* Cap hike destined to fund acquisitions, raise stakes in firms
* Capital increase set at nearly $6 billion
* Enersis positioned as leading regional energy group
* Approval comes after months-long battle, hike first set at $8 bln
By Anthony Esposito and Felipe Iturrieta
SANTIAGO, Dec 20 (Reuters) - Shareholders of Chile’s Enersis on Thursday approved a controversial planned capital increase of nearly $6 billion, the biggest in the country’s history, that will position Enersis as the region’s leading energy group.
The approval comes after a months-long tussle between Chile’s powerful pension funds and Enersis over the amount of the capital hike, intended to fund acquisition opportunities and raise stakes in firms in which it already has a participation.
The increase was originally set at $8.02 billion, but minority shareholders argued that assets Enersis’ parent company, Spanish energy company Endesa, planned to use to subscribe to its portion of the share issue were overpriced.

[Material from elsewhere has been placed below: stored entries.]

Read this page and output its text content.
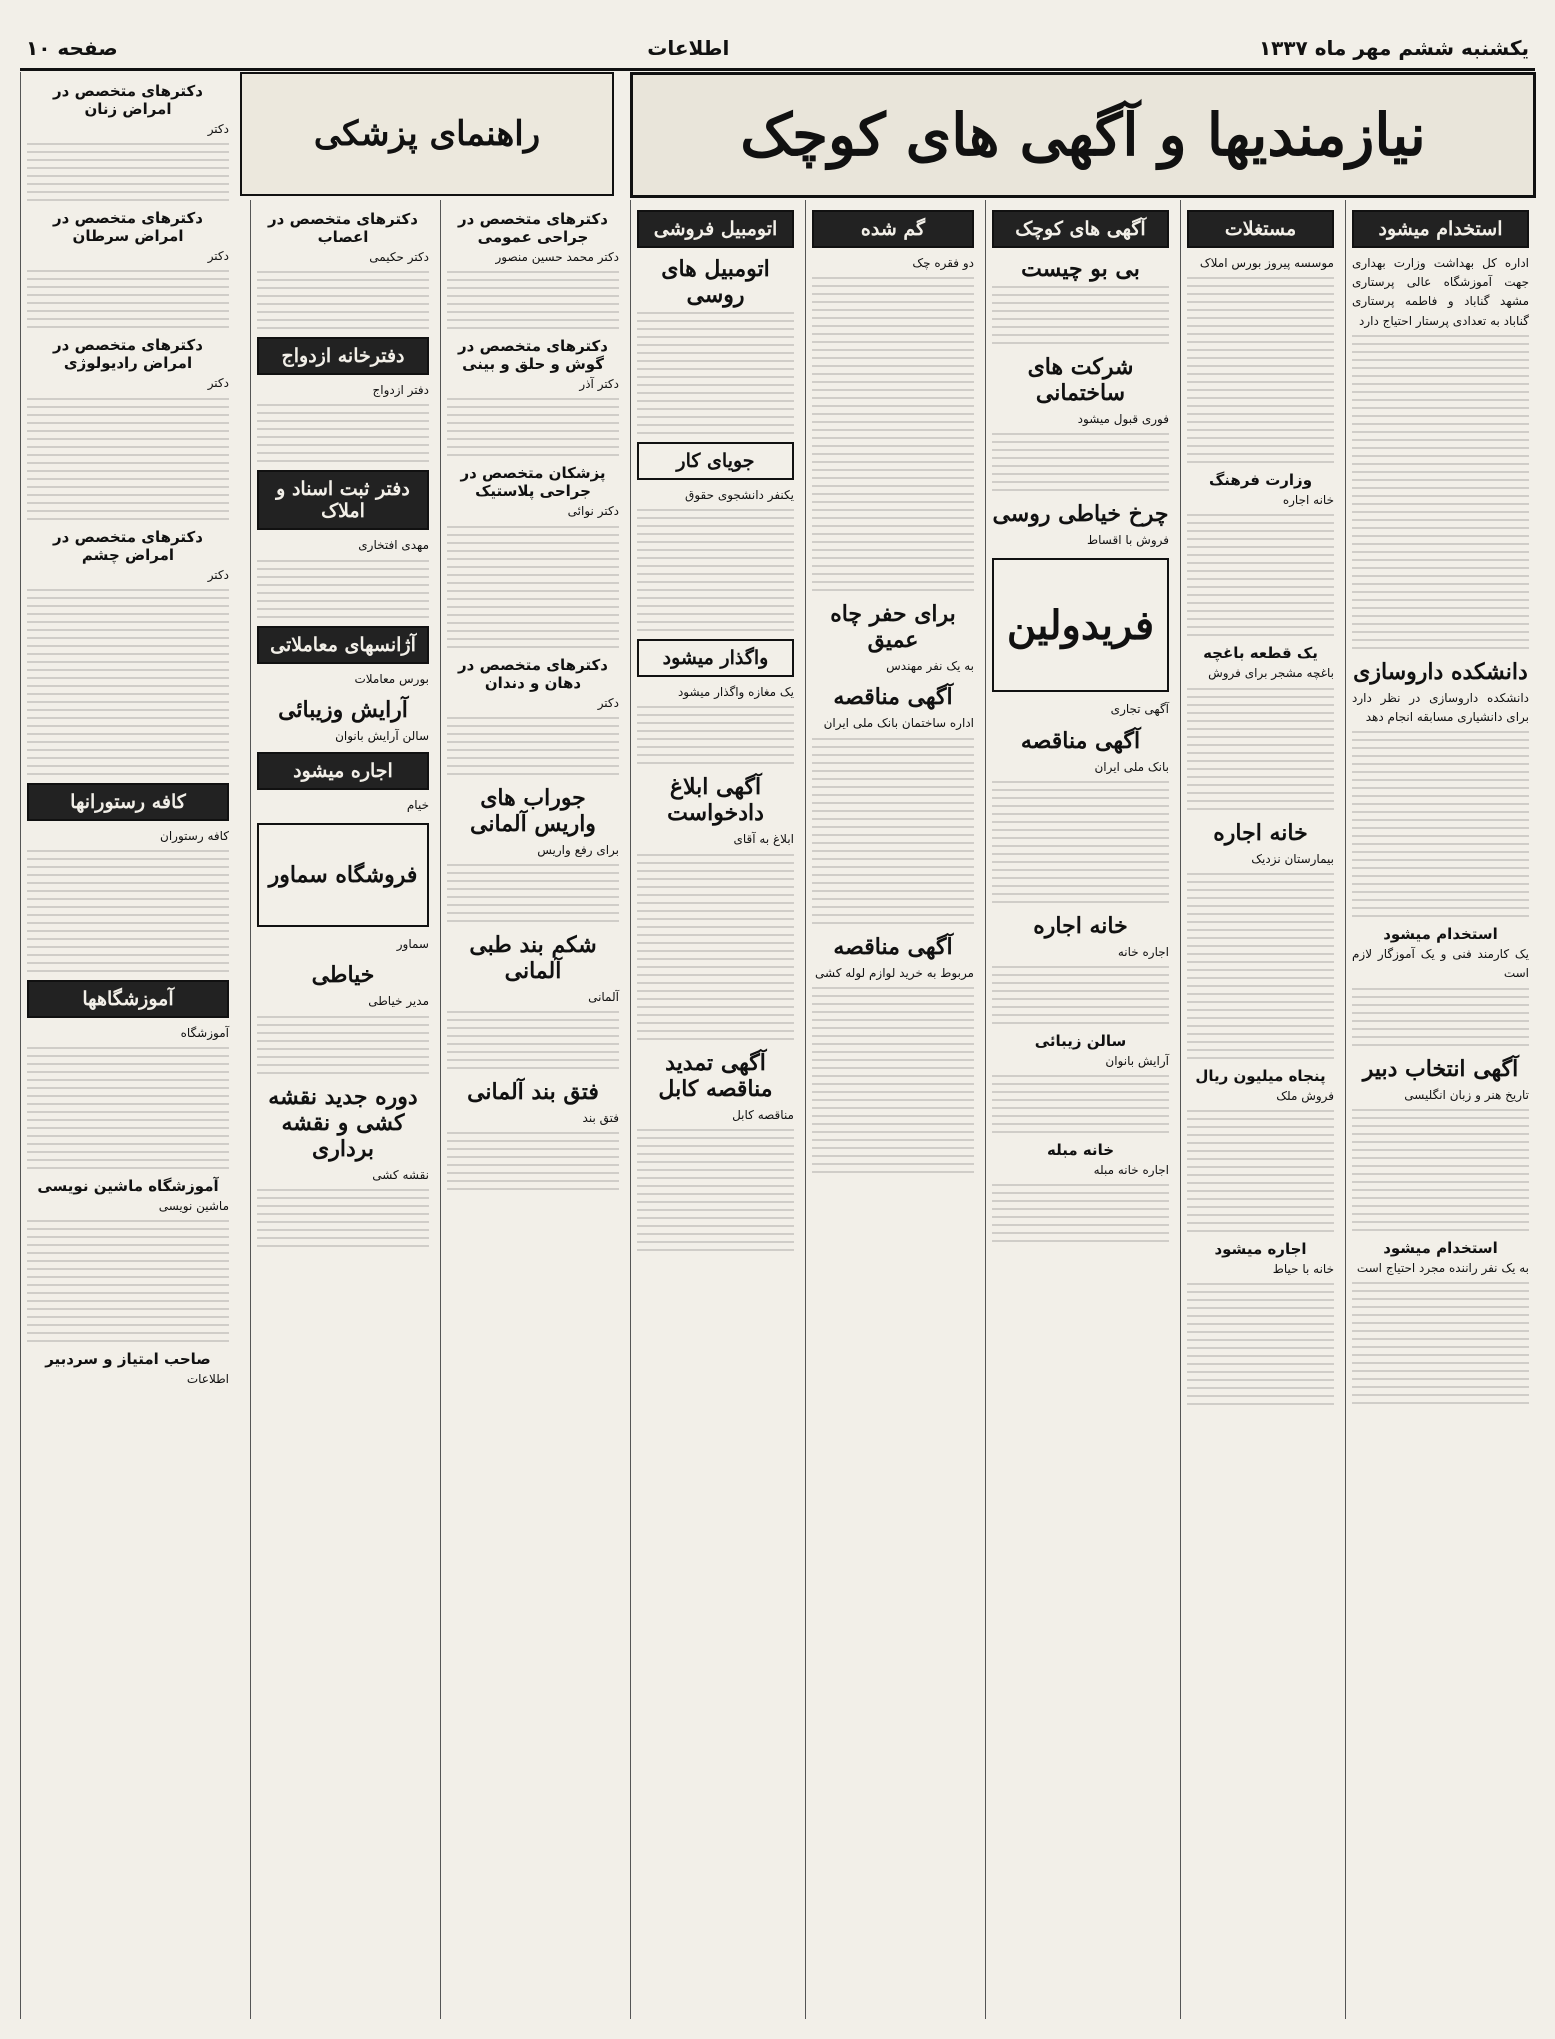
یکشنبه ششم مهر ماه ۱۳۳۷
اطلاعات
صفحه ۱۰
نیازمندیها و آگهی های کوچک
راهنمای پزشکی
استخدام میشود
اداره کل بهداشت وزارت بهداری جهت آموزشگاه عالی پرستاری مشهد گناباد و فاطمه پرستاری گناباد به تعدادی پرستار احتیاج دارد
دانشکده داروسازی
دانشکده داروسازی در نظر دارد برای دانشیاری مسابقه انجام دهد
استخدام میشود
یک کارمند فنی و یک آموزگار لازم است
آگهی انتخاب دبیر
تاریخ هنر و زبان انگلیسی
استخدام میشود
به یک نفر راننده مجرد احتیاج است
مستغلات
موسسه پیروز بورس املاک
وزارت فرهنگ
خانه اجاره
یک قطعه باغچه
باغچه مشجر برای فروش
خانه اجاره
بیمارستان نزدیک
پنجاه میلیون ریال
فروش ملک
اجاره میشود
خانه با حیاط
آگهی های کوچک
بی بو چیست
شرکت های ساختمانی
فوری قبول میشود
چرخ خیاطی روسی
فروش با اقساط
فریدولین
آگهی تجاری
آگهی مناقصه
بانک ملی ایران
خانه اجاره
اجاره خانه
سالن زیبائی
آرایش بانوان
خانه مبله
اجاره خانه مبله
گم شده
دو فقره چک
برای حفر چاه عمیق
به یک نفر مهندس
آگهی مناقصه
اداره ساختمان بانک ملی ایران
آگهی مناقصه
مربوط به خرید لوازم لوله کشی
اتومبیل فروشی
اتومبیل های روسی
جویای کار
یکنفر دانشجوی حقوق
واگذار میشود
یک مغازه واگذار میشود
آگهی ابلاغ دادخواست
ابلاغ به آقای
آگهی تمدید مناقصه کابل
مناقصه کابل
دکترهای متخصص در جراحی عمومی
دکتر محمد حسین منصور
دکترهای متخصص در گوش و حلق و بینی
دکتر آذر
پزشکان متخصص در جراحی پلاستیک
دکتر نوائی
دکترهای متخصص در دهان و دندان
دکتر
جوراب های واریس آلمانی
برای رفع واریس
شکم بند طبی آلمانی
آلمانی
فتق بند آلمانی
فتق بند
دکترهای متخصص در اعصاب
دکتر حکیمی
دفترخانه ازدواج
دفتر ازدواج
دفتر ثبت اسناد و املاک
مهدی افتخاری
آژانسهای معاملاتی
بورس معاملات
آرایش وزیبائی
سالن آرایش بانوان
اجاره میشود
خیام
فروشگاه سماور
سماور
خیاطی
مدیر خیاطی
دوره جدید نقشه کشی و نقشه برداری
نقشه کشی
دکترهای متخصص در امراض زنان
دکتر
دکترهای متخصص در امراض سرطان
دکتر
دکترهای متخصص در امراض رادیولوژی
دکتر
دکترهای متخصص در امراض چشم
دکتر
کافه رستورانها
کافه رستوران
آموزشگاهها
آموزشگاه
آموزشگاه ماشین نویسی
ماشین نویسی
صاحب امتیاز و سردبیر
اطلاعات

Shareholders on Thursday approved the proposal to release around 16.441 billion shares of Enersis at 173 pesos each. Enersis shares closed at 173.75 pesos on Thursday.
“AFP Capital (pension fund) decided to approve Enersis’ proposed capital increase under the conditions presented today during the shareholders’ meeting,” AFP said in a statement. “The capital increase can be analyzed as being beneficial for both parts,” it added.
Of the total, Endesa will subscribe to almost 10 billion shares in exchange for a number of its Latin American assets, which it had valued at around $3.6 billion.
Endesa has said it hoped Enersis will complete the capital increase during the first half of 2013.
“We’ve re-ordered the situation,” Endesa Chairman Borja Prado told reporters at the end of the meeting. “We’ve defined an investment vehicle for Latin America and we want to make it grow.”
Enersis will use part of the increase to make acquisitions in Brazil, Colombia and Peru, Endesa said earlier this month. The company has energy generation, transmission and distribution operations in Argentina, Brazil, Colombia, Chile and Peru.
Private pension funds had also expressed skepticism about Enersis’ plans to use the proceeds, suggesting the operation might be aimed at helping Endesa’s parent company, Italy’s Enel , Europe’s most indebted utility.
Opposition from minority shareholders, especially the pension funds, had prompted Chile’s regulator to step in and impose conditions on the deal.
Thanks to the operation, Enersis will have the biggest market capitalization of Santiago’s blue-chip IPSA stock index.
Shares in Enersis closed 0.36 percent weaker on Thursday, underperforming the IPSA, which ended broadly flat.